Pepper robot
Care home meals may come with Pepper

Franck Robichon/Epa/REX/Shutterstock

Would you let a robot care for an ageing parent?

That question occurred to me while I was feeding my mother her lunch in a care home, shortly before she died. It wasn’t so much that the care she was getting from humans was bad, but it was inconsistent, and insufficient.

You can do all the mental exercises possible, but what really keeps the brain sharp is the company of other people – preferably intelligent, interesting ones. The staff in care homes can’t provide enough of it because there aren’t enough of them. It’s not their fault. The cost of that type of care, the kind that might help keep dementia at bay, is prohibitive.

This got me speculating about the introduction of robots in such circumstances, which led me to write a novel about the rise of this technology in these settings.

The use of robots in care homes has been popular in Japan for years, often for social interaction. Now it looks like other countries are finally catching on. This week comes the news that Pepper, a companion robot made by SoftBank Robotics of Japan, is being tried out in the UK. Capable of reacting to human emotions, it is being deployed in Southend, a coastal town not far from London, reportedly the first time a UK council has tried using a robot in a care home.

Reaction has been mixed. Critics objected to spending money on Pepper on many grounds. One is that Pepper is rather a basic robot. But look at the first mobile phones, and see how far they have come.

Future upgrades

This technology will get better. Perhaps the next generation of such robots will provide basic medical care. After all, AI has proved better at diagnosis in some fields than human doctors, and surgeons accept that robots can outperform them at some operations. A steady, tireless but robotic hand making tiny stitches inside your body? Why not?

As I explored the idea of care robots for my novel, I looked even further forward, positing a human-like robot so realistic it was indistinguishable from us. This is where we are going. Pepper’s descendants will be thoroughly convincing synthetic humans. Of course, that kind of development would create bigger dilemmas that science is still grappling with. Could an artificial brain have consciousness? What are the possible implications of making an intelligence superior to ours? Those questions need addressing – getting it wrong may not end well for us.

For now though, the other major objection to the use of companion robots like Pepper is that it is a misguided attempt to patch up a fundamental problem in modern societies: that at a personal level we are failing to provide care to others, so are now delegating the job to AI.

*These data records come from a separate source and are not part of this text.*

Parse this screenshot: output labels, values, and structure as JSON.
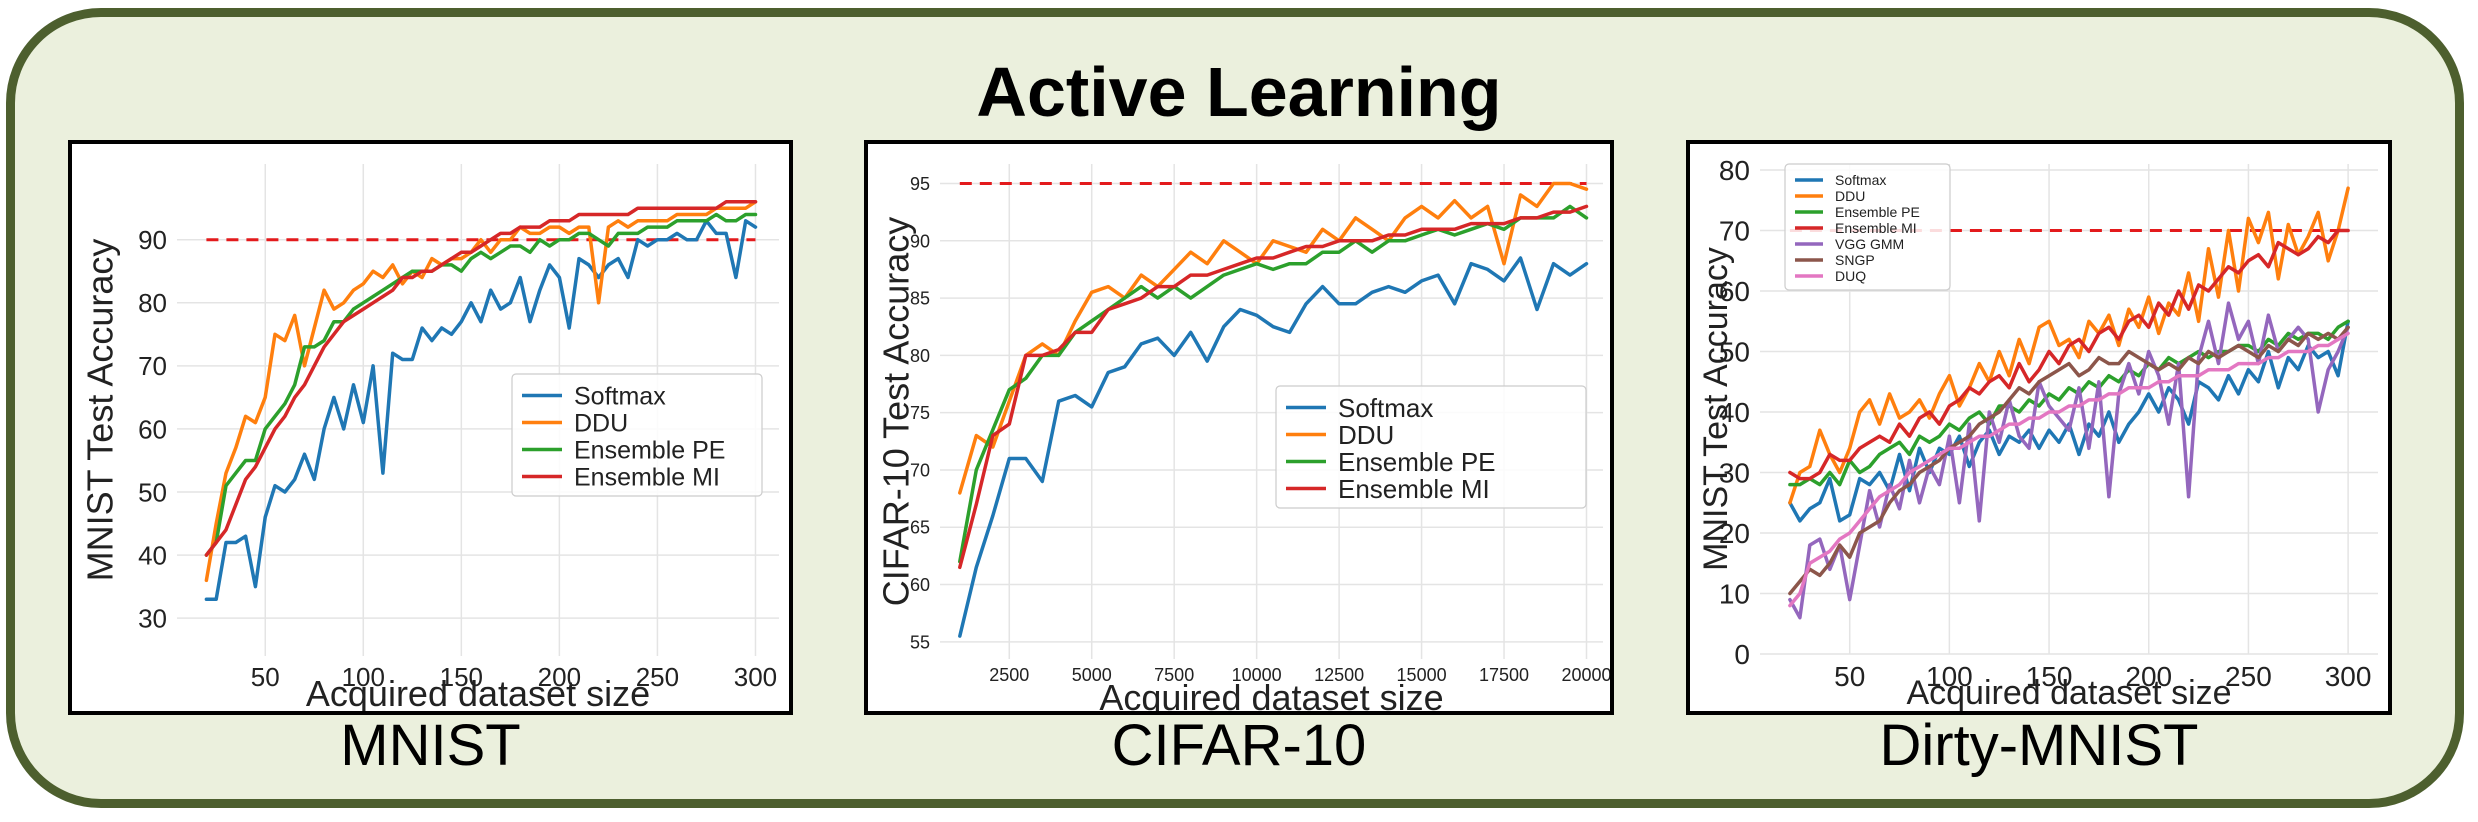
{
  "header": {
    "title": "Active Learning"
  },
  "panels": [
    {
      "caption": "MNIST"
    },
    {
      "caption": "CIFAR-10"
    },
    {
      "caption": "Dirty-MNIST"
    }
  ],
  "colors": {
    "Softmax": "#1f77b4",
    "DDU": "#ff7f0e",
    "Ensemble PE": "#2ca02c",
    "Ensemble MI": "#d62728",
    "VGG GMM": "#9467bd",
    "SNGP": "#8c564b",
    "DUQ": "#e377c2",
    "reference": "#e31a1c",
    "frame_border": "#4d5f2e",
    "frame_fill": "#ebf0dd"
  },
  "chart_data": [
    {
      "type": "line",
      "xlabel": "Acquired dataset size",
      "ylabel": "MNIST Test Accuracy",
      "xlim": [
        5,
        312
      ],
      "ylim": [
        24,
        102
      ],
      "xticks": [
        50,
        100,
        150,
        200,
        250,
        300
      ],
      "yticks": [
        30,
        40,
        50,
        60,
        70,
        80,
        90
      ],
      "grid": true,
      "legend_position": "bottom-right",
      "reference_line": {
        "y": 90,
        "x": [
          20,
          300
        ],
        "style": "dashed"
      },
      "x": [
        20,
        25,
        30,
        35,
        40,
        45,
        50,
        55,
        60,
        65,
        70,
        75,
        80,
        85,
        90,
        95,
        100,
        105,
        110,
        115,
        120,
        125,
        130,
        135,
        140,
        145,
        150,
        155,
        160,
        165,
        170,
        175,
        180,
        185,
        190,
        195,
        200,
        205,
        210,
        215,
        220,
        225,
        230,
        235,
        240,
        245,
        250,
        255,
        260,
        265,
        270,
        275,
        280,
        285,
        290,
        295,
        300
      ],
      "series": [
        {
          "name": "Softmax",
          "values": [
            33,
            33,
            42,
            42,
            43,
            35,
            46,
            51,
            50,
            52,
            56,
            52,
            60,
            65,
            60,
            67,
            61,
            70,
            53,
            72,
            71,
            71,
            76,
            74,
            76,
            75,
            77,
            80,
            77,
            82,
            79,
            80,
            84,
            77,
            82,
            86,
            84,
            76,
            87,
            86,
            84,
            86,
            87,
            84,
            90,
            89,
            90,
            90,
            91,
            90,
            90,
            93,
            91,
            91,
            84,
            93,
            92
          ]
        },
        {
          "name": "DDU",
          "values": [
            36,
            45,
            53,
            57,
            62,
            61,
            65,
            75,
            74,
            78,
            70,
            76,
            82,
            79,
            80,
            82,
            83,
            85,
            84,
            86,
            83,
            85,
            84,
            87,
            86,
            87,
            87,
            88,
            90,
            88,
            90,
            90,
            92,
            91,
            91,
            92,
            92,
            91,
            92,
            92,
            80,
            92,
            93,
            92,
            93,
            93,
            93,
            93,
            94,
            94,
            94,
            94,
            95,
            95,
            95,
            95,
            96
          ]
        },
        {
          "name": "Ensemble PE",
          "values": [
            40,
            42,
            51,
            53,
            55,
            55,
            60,
            62,
            64,
            67,
            73,
            73,
            74,
            77,
            77,
            79,
            80,
            81,
            82,
            83,
            84,
            85,
            85,
            85,
            86,
            86,
            85,
            87,
            88,
            87,
            88,
            89,
            89,
            88,
            90,
            89,
            90,
            90,
            91,
            91,
            90,
            89,
            91,
            91,
            91,
            92,
            92,
            92,
            93,
            93,
            93,
            93,
            94,
            93,
            93,
            94,
            94
          ]
        },
        {
          "name": "Ensemble MI",
          "values": [
            40,
            42,
            44,
            48,
            52,
            54,
            57,
            60,
            62,
            65,
            67,
            70,
            73,
            75,
            77,
            78,
            79,
            80,
            81,
            82,
            84,
            84,
            85,
            85,
            86,
            87,
            88,
            88,
            89,
            90,
            91,
            91,
            92,
            92,
            92,
            93,
            93,
            93,
            94,
            94,
            94,
            94,
            94,
            94,
            95,
            95,
            95,
            95,
            95,
            95,
            95,
            95,
            95,
            96,
            96,
            96,
            96
          ]
        }
      ]
    },
    {
      "type": "line",
      "xlabel": "Acquired dataset size",
      "ylabel": "CIFAR-10 Test Accuracy",
      "xlim": [
        400,
        20500
      ],
      "ylim": [
        53.5,
        96.7
      ],
      "xticks": [
        2500,
        5000,
        7500,
        10000,
        12500,
        15000,
        17500,
        20000
      ],
      "yticks": [
        55,
        60,
        65,
        70,
        75,
        80,
        85,
        90,
        95
      ],
      "grid": true,
      "legend_position": "bottom-right",
      "reference_line": {
        "y": 95,
        "x": [
          1000,
          20000
        ],
        "style": "dashed"
      },
      "x": [
        1000,
        1500,
        2000,
        2500,
        3000,
        3500,
        4000,
        4500,
        5000,
        5500,
        6000,
        6500,
        7000,
        7500,
        8000,
        8500,
        9000,
        9500,
        10000,
        10500,
        11000,
        11500,
        12000,
        12500,
        13000,
        13500,
        14000,
        14500,
        15000,
        15500,
        16000,
        16500,
        17000,
        17500,
        18000,
        18500,
        19000,
        19500,
        20000
      ],
      "series": [
        {
          "name": "Softmax",
          "values": [
            55.5,
            61.5,
            66,
            71,
            71,
            69,
            76,
            76.5,
            75.5,
            78.5,
            79,
            81,
            81.5,
            80,
            82,
            79.5,
            82.5,
            84,
            83.5,
            82.5,
            82,
            84.5,
            86,
            84.5,
            84.5,
            85.5,
            86,
            85.5,
            86.5,
            87,
            84.5,
            88,
            87.5,
            86.5,
            88.5,
            84,
            88,
            87,
            88
          ]
        },
        {
          "name": "DDU",
          "values": [
            68,
            73,
            72,
            76,
            80,
            81,
            80,
            83,
            85.5,
            86,
            85,
            87,
            86,
            87.5,
            89,
            88,
            90,
            89,
            88,
            90,
            89.5,
            89,
            91,
            90,
            92,
            91,
            90,
            92,
            93,
            92,
            93.5,
            92,
            93,
            88,
            94,
            93,
            95,
            95,
            94.5
          ]
        },
        {
          "name": "Ensemble PE",
          "values": [
            62,
            70,
            73.5,
            77,
            78,
            80,
            80,
            82,
            83,
            84,
            85,
            86,
            85,
            86,
            85,
            86,
            87,
            87.5,
            88,
            87.5,
            88,
            88,
            89,
            89,
            90,
            89,
            90,
            90,
            90.5,
            91,
            90.5,
            91,
            91.5,
            91,
            92,
            92,
            92,
            93,
            92
          ]
        },
        {
          "name": "Ensemble MI",
          "values": [
            61.5,
            67,
            73,
            74,
            80,
            80,
            80.5,
            82,
            82,
            84,
            84.5,
            85,
            86,
            86,
            87,
            87,
            87.5,
            88,
            88.5,
            88.5,
            89,
            89.5,
            89.5,
            90,
            90,
            90,
            90.5,
            90.5,
            91,
            91,
            91,
            91.5,
            91.5,
            91.5,
            92,
            92,
            92.5,
            92.5,
            93
          ]
        }
      ]
    },
    {
      "type": "line",
      "xlabel": "Acquired dataset size",
      "ylabel": "MNIST Test Accuracy",
      "xlim": [
        5,
        315
      ],
      "ylim": [
        0,
        81
      ],
      "xticks": [
        50,
        100,
        150,
        200,
        250,
        300
      ],
      "yticks": [
        0,
        10,
        20,
        30,
        40,
        50,
        60,
        70,
        80
      ],
      "grid": true,
      "legend_position": "top-left",
      "reference_line": {
        "y": 70,
        "x": [
          20,
          300
        ],
        "style": "dashed"
      },
      "x": [
        20,
        25,
        30,
        35,
        40,
        45,
        50,
        55,
        60,
        65,
        70,
        75,
        80,
        85,
        90,
        95,
        100,
        105,
        110,
        115,
        120,
        125,
        130,
        135,
        140,
        145,
        150,
        155,
        160,
        165,
        170,
        175,
        180,
        185,
        190,
        195,
        200,
        205,
        210,
        215,
        220,
        225,
        230,
        235,
        240,
        245,
        250,
        255,
        260,
        265,
        270,
        275,
        280,
        285,
        290,
        295,
        300
      ],
      "series": [
        {
          "name": "Softmax",
          "values": [
            25,
            22,
            24,
            25,
            29,
            22,
            23,
            29,
            28,
            30,
            27,
            33,
            27,
            34,
            30,
            34,
            33,
            36,
            31,
            35,
            37,
            33,
            36,
            35,
            37,
            34,
            37,
            35,
            38,
            33,
            38,
            36,
            40,
            35,
            38,
            40,
            43,
            40,
            44,
            42,
            38,
            45,
            44,
            42,
            46,
            43,
            47,
            45,
            50,
            44,
            49,
            47,
            51,
            49,
            50,
            46,
            55
          ]
        },
        {
          "name": "DDU",
          "values": [
            25,
            30,
            31,
            37,
            33,
            30,
            34,
            40,
            42,
            38,
            43,
            39,
            40,
            42,
            39,
            43,
            46,
            41,
            44,
            48,
            45,
            50,
            46,
            52,
            48,
            54,
            55,
            51,
            52,
            49,
            55,
            53,
            56,
            51,
            57,
            54,
            59,
            53,
            58,
            56,
            63,
            55,
            67,
            59,
            70,
            60,
            72,
            68,
            73,
            62,
            71,
            66,
            69,
            73,
            65,
            70,
            77
          ]
        },
        {
          "name": "Ensemble PE",
          "values": [
            28,
            28,
            29,
            28,
            30,
            28,
            32,
            30,
            31,
            33,
            34,
            35,
            33,
            36,
            35,
            36,
            38,
            37,
            39,
            40,
            38,
            41,
            41,
            40,
            42,
            41,
            43,
            42,
            44,
            43,
            45,
            44,
            46,
            45,
            47,
            46,
            48,
            47,
            49,
            48,
            49,
            50,
            49,
            50,
            50,
            51,
            51,
            50,
            52,
            51,
            53,
            52,
            53,
            53,
            52,
            54,
            55
          ]
        },
        {
          "name": "Ensemble MI",
          "values": [
            30,
            29,
            29,
            30,
            33,
            32,
            32,
            34,
            35,
            36,
            35,
            38,
            36,
            39,
            40,
            38,
            41,
            42,
            44,
            43,
            45,
            46,
            44,
            48,
            45,
            47,
            50,
            48,
            51,
            52,
            50,
            53,
            54,
            52,
            55,
            56,
            54,
            58,
            56,
            60,
            57,
            61,
            60,
            62,
            64,
            63,
            65,
            66,
            64,
            68,
            67,
            66,
            67,
            69,
            68,
            70,
            70
          ]
        },
        {
          "name": "VGG GMM",
          "values": [
            9,
            6,
            18,
            19,
            14,
            18,
            9,
            18,
            27,
            21,
            28,
            24,
            32,
            25,
            31,
            28,
            36,
            25,
            38,
            22,
            40,
            35,
            42,
            36,
            34,
            45,
            41,
            39,
            37,
            44,
            34,
            45,
            26,
            43,
            48,
            43,
            50,
            46,
            38,
            48,
            26,
            49,
            55,
            48,
            58,
            52,
            55,
            48,
            56,
            50,
            52,
            54,
            52,
            40,
            47,
            50,
            54
          ]
        },
        {
          "name": "SNGP",
          "values": [
            10,
            12,
            14,
            13,
            15,
            18,
            16,
            20,
            21,
            22,
            25,
            27,
            28,
            30,
            31,
            32,
            34,
            35,
            36,
            38,
            39,
            40,
            42,
            44,
            43,
            45,
            46,
            47,
            48,
            46,
            47,
            49,
            48,
            48,
            50,
            49,
            48,
            47,
            48,
            47,
            49,
            48,
            50,
            49,
            50,
            51,
            50,
            49,
            51,
            50,
            52,
            51,
            53,
            52,
            53,
            52,
            54
          ]
        },
        {
          "name": "DUQ",
          "values": [
            8,
            10,
            15,
            16,
            17,
            19,
            20,
            22,
            24,
            26,
            27,
            28,
            30,
            31,
            32,
            33,
            34,
            34,
            35,
            36,
            36,
            37,
            38,
            38,
            39,
            39,
            40,
            40,
            41,
            41,
            42,
            42,
            43,
            43,
            44,
            44,
            44,
            45,
            45,
            46,
            46,
            46,
            47,
            47,
            47,
            48,
            48,
            48,
            49,
            49,
            50,
            50,
            50,
            51,
            51,
            52,
            53
          ]
        }
      ]
    }
  ]
}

There is some truth in that. We should care more than we do. Not just about the elderly, but also about each other, other life on Earth, the planet itself, everything. We have made a bad job of it, to the point where our own survival is in question, along with that of many other species.

On balance though, I can’t help wondering why anyone would object to a practical solution to the difficulty of providing enough care? If a robot like Pepper can help at all, surely it is an improvement.

So to answer my opening question, I would have welcomed a robotic carer for my elderly mother, alongside human care. My mother loved modern life, technology and innovation. She would have enjoyed meeting Pepper, and would have made it her business to outwit it.